Portalikn.id, Samarinda – Anggota DPRD Kalimantan Timur, Agusriansyah Ridwan, mendesak pemerintah daerah dan instansi terkait untuk melakukan evaluasi menyeluruh terhadap proses asesmen serta kriteria pemilihan Duta Budaya. Seruan ini mencuat setelah adanya kasus dugaan penyimpangan seksual yang melibatkan mantan Duta Budaya Berau.
“Ke depan, setiap perangkat daerah yang menggelar kegiatan seperti ini harus lebih selektif, baik dari sisi kriteria, asesmen, maupun aspek pendukung lainnya,” tegas Agusriansyah.
Ia menekankan bahwa persoalan utama dalam kasus tersebut bukan pada gelar yang disandang pelaku, melainkan tindakan pelecehan seksual itu sendiri.
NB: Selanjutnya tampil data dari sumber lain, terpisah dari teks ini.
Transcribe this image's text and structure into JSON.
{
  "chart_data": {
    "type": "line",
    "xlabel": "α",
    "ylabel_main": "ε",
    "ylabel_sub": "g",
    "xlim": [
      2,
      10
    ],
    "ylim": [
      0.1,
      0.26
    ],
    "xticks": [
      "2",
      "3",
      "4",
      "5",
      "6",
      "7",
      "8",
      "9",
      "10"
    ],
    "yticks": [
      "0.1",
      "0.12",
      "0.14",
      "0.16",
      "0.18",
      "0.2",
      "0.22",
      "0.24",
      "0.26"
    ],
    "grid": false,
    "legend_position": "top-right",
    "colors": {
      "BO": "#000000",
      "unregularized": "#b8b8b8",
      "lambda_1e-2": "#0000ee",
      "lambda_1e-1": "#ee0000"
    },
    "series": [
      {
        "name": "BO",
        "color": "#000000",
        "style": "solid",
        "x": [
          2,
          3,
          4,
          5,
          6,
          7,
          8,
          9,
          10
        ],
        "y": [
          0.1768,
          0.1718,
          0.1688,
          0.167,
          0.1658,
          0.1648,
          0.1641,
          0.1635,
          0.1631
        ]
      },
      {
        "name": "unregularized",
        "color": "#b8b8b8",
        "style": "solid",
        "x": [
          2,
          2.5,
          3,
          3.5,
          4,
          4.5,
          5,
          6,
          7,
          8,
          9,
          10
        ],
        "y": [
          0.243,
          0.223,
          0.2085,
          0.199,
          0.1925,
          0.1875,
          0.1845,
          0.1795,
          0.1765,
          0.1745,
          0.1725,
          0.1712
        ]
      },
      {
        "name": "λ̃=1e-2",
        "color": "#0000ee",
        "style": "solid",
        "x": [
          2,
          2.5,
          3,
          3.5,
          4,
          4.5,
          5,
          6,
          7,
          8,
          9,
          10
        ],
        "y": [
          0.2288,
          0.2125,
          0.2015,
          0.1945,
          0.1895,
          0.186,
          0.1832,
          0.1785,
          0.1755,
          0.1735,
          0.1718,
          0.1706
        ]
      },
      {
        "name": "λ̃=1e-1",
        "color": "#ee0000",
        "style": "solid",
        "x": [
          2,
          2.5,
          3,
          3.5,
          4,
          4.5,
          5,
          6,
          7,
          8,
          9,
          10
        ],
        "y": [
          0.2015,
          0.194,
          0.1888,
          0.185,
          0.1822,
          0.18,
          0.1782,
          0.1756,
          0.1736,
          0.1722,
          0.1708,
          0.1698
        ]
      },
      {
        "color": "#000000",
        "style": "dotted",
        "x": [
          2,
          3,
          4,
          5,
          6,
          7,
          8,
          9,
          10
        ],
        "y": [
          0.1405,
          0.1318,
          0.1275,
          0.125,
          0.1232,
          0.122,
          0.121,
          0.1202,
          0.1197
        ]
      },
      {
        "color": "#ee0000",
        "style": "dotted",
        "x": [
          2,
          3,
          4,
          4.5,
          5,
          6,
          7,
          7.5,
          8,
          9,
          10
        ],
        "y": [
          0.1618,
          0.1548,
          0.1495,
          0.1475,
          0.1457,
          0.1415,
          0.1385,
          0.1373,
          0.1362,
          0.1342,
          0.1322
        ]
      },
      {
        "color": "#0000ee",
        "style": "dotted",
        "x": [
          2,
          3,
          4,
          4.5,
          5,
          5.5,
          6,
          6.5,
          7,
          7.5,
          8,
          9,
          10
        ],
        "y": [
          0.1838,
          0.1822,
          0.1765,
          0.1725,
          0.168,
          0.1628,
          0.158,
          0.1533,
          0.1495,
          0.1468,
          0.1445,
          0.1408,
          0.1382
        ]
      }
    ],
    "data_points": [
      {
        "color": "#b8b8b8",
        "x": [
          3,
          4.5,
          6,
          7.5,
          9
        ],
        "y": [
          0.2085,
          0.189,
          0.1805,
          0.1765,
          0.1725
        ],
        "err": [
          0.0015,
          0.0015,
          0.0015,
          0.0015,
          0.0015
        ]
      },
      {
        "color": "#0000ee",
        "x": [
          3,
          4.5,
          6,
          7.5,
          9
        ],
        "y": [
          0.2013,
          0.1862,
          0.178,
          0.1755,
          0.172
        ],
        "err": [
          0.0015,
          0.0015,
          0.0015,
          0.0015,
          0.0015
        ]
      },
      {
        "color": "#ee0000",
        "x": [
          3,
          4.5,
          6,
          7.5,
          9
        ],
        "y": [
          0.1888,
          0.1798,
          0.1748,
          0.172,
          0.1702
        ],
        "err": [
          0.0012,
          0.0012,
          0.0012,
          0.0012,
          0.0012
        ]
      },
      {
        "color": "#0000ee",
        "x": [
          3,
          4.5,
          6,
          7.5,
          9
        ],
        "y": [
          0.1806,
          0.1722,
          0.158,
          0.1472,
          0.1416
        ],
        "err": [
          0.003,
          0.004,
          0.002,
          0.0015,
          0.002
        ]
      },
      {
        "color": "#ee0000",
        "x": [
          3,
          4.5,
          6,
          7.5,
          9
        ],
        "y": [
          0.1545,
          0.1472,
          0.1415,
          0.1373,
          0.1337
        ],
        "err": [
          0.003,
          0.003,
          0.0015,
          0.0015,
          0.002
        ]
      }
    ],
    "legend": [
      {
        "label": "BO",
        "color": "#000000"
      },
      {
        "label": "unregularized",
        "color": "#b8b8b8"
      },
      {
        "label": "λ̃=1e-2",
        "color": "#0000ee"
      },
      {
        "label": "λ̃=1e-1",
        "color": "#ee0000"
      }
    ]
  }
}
Menurutnya, perbuatan tersebut tidak dapat diterima dalam pandangan agama maupun norma sosial.
“Kita tidak fokus pada gelarnya. Yang pasti, pelecehan seksual adalah perbuatan yang sama sekali tidak bisa ditolerir, baik menurut agama maupun nilai-nilai positif di masyarakat,” ujarnya. (1/12/2025)
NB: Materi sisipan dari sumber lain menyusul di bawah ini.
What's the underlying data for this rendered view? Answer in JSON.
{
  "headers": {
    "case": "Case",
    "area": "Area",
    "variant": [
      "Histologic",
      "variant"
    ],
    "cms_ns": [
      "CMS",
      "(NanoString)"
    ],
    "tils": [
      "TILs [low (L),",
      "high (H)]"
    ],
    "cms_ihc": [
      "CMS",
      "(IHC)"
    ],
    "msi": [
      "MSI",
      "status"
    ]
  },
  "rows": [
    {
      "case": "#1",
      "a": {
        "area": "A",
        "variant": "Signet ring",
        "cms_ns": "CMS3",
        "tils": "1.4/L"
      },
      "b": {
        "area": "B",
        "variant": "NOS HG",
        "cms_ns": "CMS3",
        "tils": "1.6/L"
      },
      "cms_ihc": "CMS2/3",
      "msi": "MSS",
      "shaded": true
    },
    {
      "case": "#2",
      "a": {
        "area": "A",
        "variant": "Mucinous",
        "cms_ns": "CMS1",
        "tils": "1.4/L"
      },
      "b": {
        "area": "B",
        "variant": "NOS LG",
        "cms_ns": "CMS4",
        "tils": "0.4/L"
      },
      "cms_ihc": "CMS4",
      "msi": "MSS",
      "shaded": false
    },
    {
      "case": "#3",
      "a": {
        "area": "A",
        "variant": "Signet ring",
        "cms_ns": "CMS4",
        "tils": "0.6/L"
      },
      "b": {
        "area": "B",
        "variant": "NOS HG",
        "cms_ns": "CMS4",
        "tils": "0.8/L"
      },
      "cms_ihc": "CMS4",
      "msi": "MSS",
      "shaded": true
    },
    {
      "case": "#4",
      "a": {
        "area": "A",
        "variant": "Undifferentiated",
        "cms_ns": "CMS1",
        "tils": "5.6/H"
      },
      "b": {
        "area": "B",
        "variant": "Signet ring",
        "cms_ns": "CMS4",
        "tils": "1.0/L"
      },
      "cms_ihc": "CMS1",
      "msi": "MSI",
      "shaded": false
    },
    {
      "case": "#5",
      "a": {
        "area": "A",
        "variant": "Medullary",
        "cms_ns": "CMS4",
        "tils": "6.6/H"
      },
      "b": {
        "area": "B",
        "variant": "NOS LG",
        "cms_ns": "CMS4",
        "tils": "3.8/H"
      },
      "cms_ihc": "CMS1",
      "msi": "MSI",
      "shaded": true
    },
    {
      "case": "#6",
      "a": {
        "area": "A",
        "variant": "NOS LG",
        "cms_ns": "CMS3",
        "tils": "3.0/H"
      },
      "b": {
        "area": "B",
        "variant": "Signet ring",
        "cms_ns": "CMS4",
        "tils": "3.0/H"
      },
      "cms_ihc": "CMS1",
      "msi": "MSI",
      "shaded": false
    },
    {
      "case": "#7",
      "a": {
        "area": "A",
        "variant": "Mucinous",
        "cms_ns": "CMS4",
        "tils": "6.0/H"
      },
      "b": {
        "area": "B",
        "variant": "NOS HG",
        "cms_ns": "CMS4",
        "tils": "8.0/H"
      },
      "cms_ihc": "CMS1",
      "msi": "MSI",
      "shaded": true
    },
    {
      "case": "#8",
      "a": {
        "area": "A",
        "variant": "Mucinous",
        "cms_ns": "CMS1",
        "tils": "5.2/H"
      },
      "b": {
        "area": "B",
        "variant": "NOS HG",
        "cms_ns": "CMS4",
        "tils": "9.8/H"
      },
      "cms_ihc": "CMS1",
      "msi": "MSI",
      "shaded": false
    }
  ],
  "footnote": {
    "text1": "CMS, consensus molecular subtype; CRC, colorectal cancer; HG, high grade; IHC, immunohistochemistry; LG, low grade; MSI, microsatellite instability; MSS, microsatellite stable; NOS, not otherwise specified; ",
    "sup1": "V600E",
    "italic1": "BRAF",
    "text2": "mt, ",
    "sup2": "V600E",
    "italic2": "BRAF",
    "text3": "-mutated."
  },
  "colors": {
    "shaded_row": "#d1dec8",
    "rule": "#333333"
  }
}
Selain evaluasi mekanisme seleksi, Agusriansyah juga menyoroti pentingnya mitigasi sejak dini melalui penguatan peran keluarga dalam pendidikan moral. Ia menilai pola pengasuhan yang baik, kedekatan emosional, serta lingkungan pergaulan yang positif dapat membentuk karakter anak sejak kecil.
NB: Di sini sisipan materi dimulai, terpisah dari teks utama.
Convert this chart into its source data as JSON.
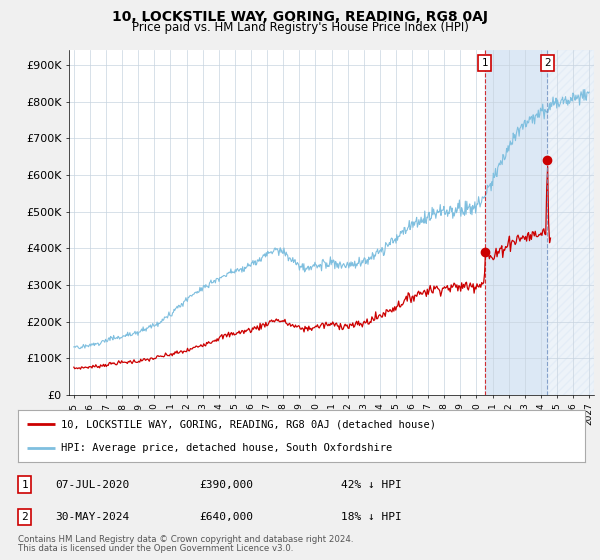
{
  "title": "10, LOCKSTILE WAY, GORING, READING, RG8 0AJ",
  "subtitle": "Price paid vs. HM Land Registry's House Price Index (HPI)",
  "ylim": [
    0,
    940000
  ],
  "yticks": [
    0,
    100000,
    200000,
    300000,
    400000,
    500000,
    600000,
    700000,
    800000,
    900000
  ],
  "ytick_labels": [
    "£0",
    "£100K",
    "£200K",
    "£300K",
    "£400K",
    "£500K",
    "£600K",
    "£700K",
    "£800K",
    "£900K"
  ],
  "background_color": "#f0f0f0",
  "plot_bg_color": "#ffffff",
  "hpi_color": "#7fbfdf",
  "price_color": "#cc0000",
  "vline1_color": "#cc0000",
  "vline2_color": "#7090c0",
  "annotation1": {
    "label": "1",
    "date_str": "07-JUL-2020",
    "price": 390000,
    "hpi_pct": "42% ↓ HPI",
    "x_year": 2020.52
  },
  "annotation2": {
    "label": "2",
    "date_str": "30-MAY-2024",
    "price": 640000,
    "hpi_pct": "18% ↓ HPI",
    "x_year": 2024.41
  },
  "legend_line1": "10, LOCKSTILE WAY, GORING, READING, RG8 0AJ (detached house)",
  "legend_line2": "HPI: Average price, detached house, South Oxfordshire",
  "footer1": "Contains HM Land Registry data © Crown copyright and database right 2024.",
  "footer2": "This data is licensed under the Open Government Licence v3.0.",
  "shade_color": "#dce8f5",
  "hatch_color": "#c0c8d8",
  "xlim_start": 1994.7,
  "xlim_end": 2027.3
}
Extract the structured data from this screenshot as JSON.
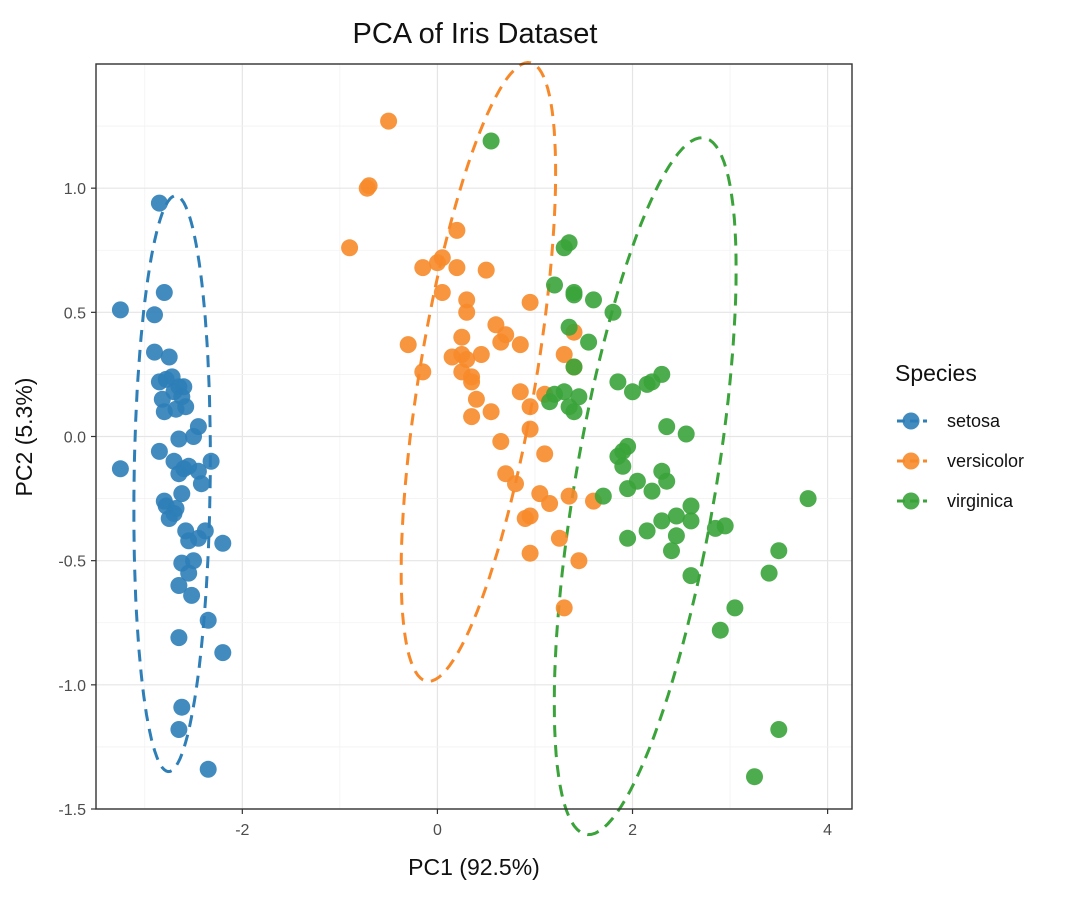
{
  "chart_data": {
    "type": "scatter",
    "title": "PCA of Iris Dataset",
    "xlabel": "PC1 (92.5%)",
    "ylabel": "PC2 (5.3%)",
    "xlim": [
      -3.5,
      4.25
    ],
    "ylim": [
      -1.5,
      1.5
    ],
    "xticks": [
      -2,
      0,
      2,
      4
    ],
    "xtick_labels": [
      "-2",
      "0",
      "2",
      "4"
    ],
    "yticks": [
      -1.5,
      -1.0,
      -0.5,
      0.0,
      0.5,
      1.0
    ],
    "ytick_labels": [
      "-1.5",
      "-1.0",
      "-0.5",
      "0.0",
      "0.5",
      "1.0"
    ],
    "grid": true,
    "legend": {
      "title": "Species",
      "position": "right",
      "entries": [
        "setosa",
        "versicolor",
        "virginica"
      ]
    },
    "ellipses": "dashed confidence ellipse per species",
    "series": [
      {
        "name": "setosa",
        "color": "#2e7eb8",
        "points": [
          [
            -2.85,
            0.94
          ],
          [
            -3.25,
            0.51
          ],
          [
            -2.9,
            0.49
          ],
          [
            -2.8,
            0.58
          ],
          [
            -2.9,
            0.34
          ],
          [
            -2.75,
            0.32
          ],
          [
            -2.72,
            0.24
          ],
          [
            -2.78,
            0.23
          ],
          [
            -2.85,
            0.22
          ],
          [
            -2.65,
            0.2
          ],
          [
            -2.6,
            0.2
          ],
          [
            -2.7,
            0.18
          ],
          [
            -2.62,
            0.16
          ],
          [
            -2.82,
            0.15
          ],
          [
            -2.58,
            0.12
          ],
          [
            -2.68,
            0.11
          ],
          [
            -2.8,
            0.1
          ],
          [
            -2.45,
            0.04
          ],
          [
            -2.5,
            0.0
          ],
          [
            -2.65,
            -0.01
          ],
          [
            -2.85,
            -0.06
          ],
          [
            -2.7,
            -0.1
          ],
          [
            -2.32,
            -0.1
          ],
          [
            -2.55,
            -0.12
          ],
          [
            -2.6,
            -0.13
          ],
          [
            -2.65,
            -0.15
          ],
          [
            -2.45,
            -0.14
          ],
          [
            -3.25,
            -0.13
          ],
          [
            -2.42,
            -0.19
          ],
          [
            -2.62,
            -0.23
          ],
          [
            -2.8,
            -0.26
          ],
          [
            -2.78,
            -0.28
          ],
          [
            -2.68,
            -0.29
          ],
          [
            -2.75,
            -0.33
          ],
          [
            -2.7,
            -0.31
          ],
          [
            -2.58,
            -0.38
          ],
          [
            -2.38,
            -0.38
          ],
          [
            -2.55,
            -0.42
          ],
          [
            -2.2,
            -0.43
          ],
          [
            -2.45,
            -0.41
          ],
          [
            -2.5,
            -0.5
          ],
          [
            -2.62,
            -0.51
          ],
          [
            -2.55,
            -0.55
          ],
          [
            -2.65,
            -0.6
          ],
          [
            -2.52,
            -0.64
          ],
          [
            -2.35,
            -0.74
          ],
          [
            -2.65,
            -0.81
          ],
          [
            -2.2,
            -0.87
          ],
          [
            -2.62,
            -1.09
          ],
          [
            -2.65,
            -1.18
          ],
          [
            -2.35,
            -1.34
          ]
        ]
      },
      {
        "name": "versicolor",
        "color": "#f7892a",
        "points": [
          [
            -0.5,
            1.27
          ],
          [
            -0.7,
            1.01
          ],
          [
            -0.72,
            1.0
          ],
          [
            -0.9,
            0.76
          ],
          [
            0.2,
            0.83
          ],
          [
            0.05,
            0.72
          ],
          [
            0.0,
            0.7
          ],
          [
            -0.15,
            0.68
          ],
          [
            0.2,
            0.68
          ],
          [
            0.5,
            0.67
          ],
          [
            0.05,
            0.58
          ],
          [
            0.3,
            0.55
          ],
          [
            0.95,
            0.54
          ],
          [
            0.3,
            0.5
          ],
          [
            0.6,
            0.45
          ],
          [
            0.7,
            0.41
          ],
          [
            0.25,
            0.4
          ],
          [
            1.4,
            0.42
          ],
          [
            0.45,
            0.33
          ],
          [
            -0.3,
            0.37
          ],
          [
            0.65,
            0.38
          ],
          [
            0.85,
            0.37
          ],
          [
            0.25,
            0.33
          ],
          [
            0.15,
            0.32
          ],
          [
            0.3,
            0.31
          ],
          [
            1.3,
            0.33
          ],
          [
            0.25,
            0.26
          ],
          [
            0.35,
            0.24
          ],
          [
            -0.15,
            0.26
          ],
          [
            1.4,
            0.28
          ],
          [
            0.35,
            0.22
          ],
          [
            0.85,
            0.18
          ],
          [
            0.4,
            0.15
          ],
          [
            0.95,
            0.12
          ],
          [
            1.1,
            0.17
          ],
          [
            0.55,
            0.1
          ],
          [
            0.35,
            0.08
          ],
          [
            0.95,
            0.03
          ],
          [
            0.65,
            -0.02
          ],
          [
            1.1,
            -0.07
          ],
          [
            0.7,
            -0.15
          ],
          [
            0.8,
            -0.19
          ],
          [
            1.05,
            -0.23
          ],
          [
            1.35,
            -0.24
          ],
          [
            1.6,
            -0.26
          ],
          [
            1.15,
            -0.27
          ],
          [
            0.95,
            -0.32
          ],
          [
            0.9,
            -0.33
          ],
          [
            1.25,
            -0.41
          ],
          [
            0.95,
            -0.47
          ],
          [
            1.45,
            -0.5
          ],
          [
            1.3,
            -0.69
          ]
        ]
      },
      {
        "name": "virginica",
        "color": "#3aa33a",
        "points": [
          [
            0.55,
            1.19
          ],
          [
            1.35,
            0.78
          ],
          [
            1.3,
            0.76
          ],
          [
            1.2,
            0.61
          ],
          [
            1.4,
            0.58
          ],
          [
            1.4,
            0.57
          ],
          [
            1.6,
            0.55
          ],
          [
            1.8,
            0.5
          ],
          [
            1.35,
            0.44
          ],
          [
            1.55,
            0.38
          ],
          [
            1.4,
            0.28
          ],
          [
            2.3,
            0.25
          ],
          [
            2.15,
            0.21
          ],
          [
            2.2,
            0.22
          ],
          [
            1.85,
            0.22
          ],
          [
            2.0,
            0.18
          ],
          [
            1.2,
            0.17
          ],
          [
            1.3,
            0.18
          ],
          [
            1.45,
            0.16
          ],
          [
            1.15,
            0.14
          ],
          [
            1.35,
            0.12
          ],
          [
            1.4,
            0.1
          ],
          [
            2.35,
            0.04
          ],
          [
            2.55,
            0.01
          ],
          [
            1.95,
            -0.04
          ],
          [
            1.9,
            -0.06
          ],
          [
            1.85,
            -0.08
          ],
          [
            1.9,
            -0.12
          ],
          [
            2.3,
            -0.14
          ],
          [
            2.05,
            -0.18
          ],
          [
            2.35,
            -0.18
          ],
          [
            1.95,
            -0.21
          ],
          [
            2.2,
            -0.22
          ],
          [
            1.7,
            -0.24
          ],
          [
            3.8,
            -0.25
          ],
          [
            2.6,
            -0.28
          ],
          [
            2.45,
            -0.32
          ],
          [
            2.6,
            -0.34
          ],
          [
            2.3,
            -0.34
          ],
          [
            2.95,
            -0.36
          ],
          [
            2.85,
            -0.37
          ],
          [
            2.15,
            -0.38
          ],
          [
            2.45,
            -0.4
          ],
          [
            1.95,
            -0.41
          ],
          [
            2.4,
            -0.46
          ],
          [
            3.5,
            -0.46
          ],
          [
            3.4,
            -0.55
          ],
          [
            2.6,
            -0.56
          ],
          [
            3.05,
            -0.69
          ],
          [
            2.9,
            -0.78
          ],
          [
            3.5,
            -1.18
          ],
          [
            3.25,
            -1.37
          ]
        ]
      }
    ],
    "ellipse_params": [
      {
        "name": "setosa",
        "cx": -2.72,
        "cy": -0.19,
        "rx": 0.39,
        "ry": 1.16,
        "angle_deg": 2
      },
      {
        "name": "versicolor",
        "cx": 0.42,
        "cy": 0.26,
        "rx": 0.55,
        "ry": 1.37,
        "angle_deg": 27
      },
      {
        "name": "virginica",
        "cx": 2.13,
        "cy": -0.2,
        "rx": 0.66,
        "ry": 1.55,
        "angle_deg": 28
      }
    ]
  }
}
Di sisi lain, ia menegaskan bahwa penegakan hukum harus berjalan tegas untuk memberikan efek jera. Agusriansyah berharap evaluasi menyeluruh terhadap mekanisme pemilihan Duta Budaya serta penguatan pendidikan moral dapat mencegah terulangnya kasus serupa di masa mendatang. (Adv).